İddianamede, "Bu olayların (darbe girişimi) önceden Brunson ve arkadaşları tarafından bilindiği, bu kapsamda olası böyle bir faaliyet sonrasında gerekli olan tedbirleri aldıkları, bunun sonucu olarak kendilerinden olan insanlara karşı koruma içgüdüsü ile hareket ettikleri değerlendirilmektedir.
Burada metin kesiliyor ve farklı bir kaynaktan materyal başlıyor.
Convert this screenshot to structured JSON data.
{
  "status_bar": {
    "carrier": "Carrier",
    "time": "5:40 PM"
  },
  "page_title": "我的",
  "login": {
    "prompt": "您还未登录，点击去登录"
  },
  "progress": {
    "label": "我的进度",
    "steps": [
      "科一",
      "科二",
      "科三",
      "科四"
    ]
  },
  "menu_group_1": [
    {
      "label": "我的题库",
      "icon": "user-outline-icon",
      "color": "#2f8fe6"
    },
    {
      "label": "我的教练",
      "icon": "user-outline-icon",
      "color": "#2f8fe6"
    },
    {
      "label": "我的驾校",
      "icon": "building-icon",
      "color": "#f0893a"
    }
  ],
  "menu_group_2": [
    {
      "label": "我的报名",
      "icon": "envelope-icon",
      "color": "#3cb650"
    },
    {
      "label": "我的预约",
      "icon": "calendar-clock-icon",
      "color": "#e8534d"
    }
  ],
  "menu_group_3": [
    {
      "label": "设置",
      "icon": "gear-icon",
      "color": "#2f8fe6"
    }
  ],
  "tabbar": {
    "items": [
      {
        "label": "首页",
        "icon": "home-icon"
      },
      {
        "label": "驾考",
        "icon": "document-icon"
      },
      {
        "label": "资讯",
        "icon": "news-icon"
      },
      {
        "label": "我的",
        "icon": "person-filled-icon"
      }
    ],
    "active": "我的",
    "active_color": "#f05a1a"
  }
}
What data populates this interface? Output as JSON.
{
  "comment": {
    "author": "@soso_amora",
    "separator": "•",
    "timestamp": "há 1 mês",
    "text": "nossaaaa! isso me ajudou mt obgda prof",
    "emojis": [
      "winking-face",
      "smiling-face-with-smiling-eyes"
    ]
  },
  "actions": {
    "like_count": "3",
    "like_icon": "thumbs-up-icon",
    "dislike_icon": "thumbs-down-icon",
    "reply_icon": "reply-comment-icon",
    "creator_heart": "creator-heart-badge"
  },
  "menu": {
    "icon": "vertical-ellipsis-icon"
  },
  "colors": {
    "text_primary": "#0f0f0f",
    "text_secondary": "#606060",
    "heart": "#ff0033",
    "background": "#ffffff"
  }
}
FETÖ'nün, sanığın mensup olduğu illegal yapılanma ile hareket ettiği, Brunson ve arkadaşlarının direkt askeri darbe girişimiyle ilgilerinin olduğu tespiti yapılamamasına rağmen toplanan deliller ışığında böyle bir girişimden haberdar oldukları, sonuçlarını değerlendirmek için birlikte çalıştıkları, 'deprem' veya 'zelzele' deyimlerini darbe ve kaos faaliyetini maskelemek için kullandıkları ve bağlantılı oldukları şahıslara zarar görmemeleri ve bu durum için pozisyon almaları amacıyla girişimden önce üyelerine duyurdukları anlaşılmıştır." ifadeleri kullanıldı.
Başka bir soruşturmada ifadesi alınan "Ateş" kod adlı gizli tanığın beyanının da paylaşıldığı iddianamede, örgütün şifreli haberleşme programı Eagle'dan Mayıs ya da Haziran 2016'da FETÖ mensuplarına "Temmuz'da İstanbul'da çok büyük bir deprem olacak, herkes kılık kıyafetine dikkat ederek yatsın." şeklinde atılan mesaj da yer buldu.
Andrew Craig Brunson, 9 Aralık 2016'da terör örgütleri FETÖ ve PKK adına suç işlediği iddiasıyla tutuklanmıştı.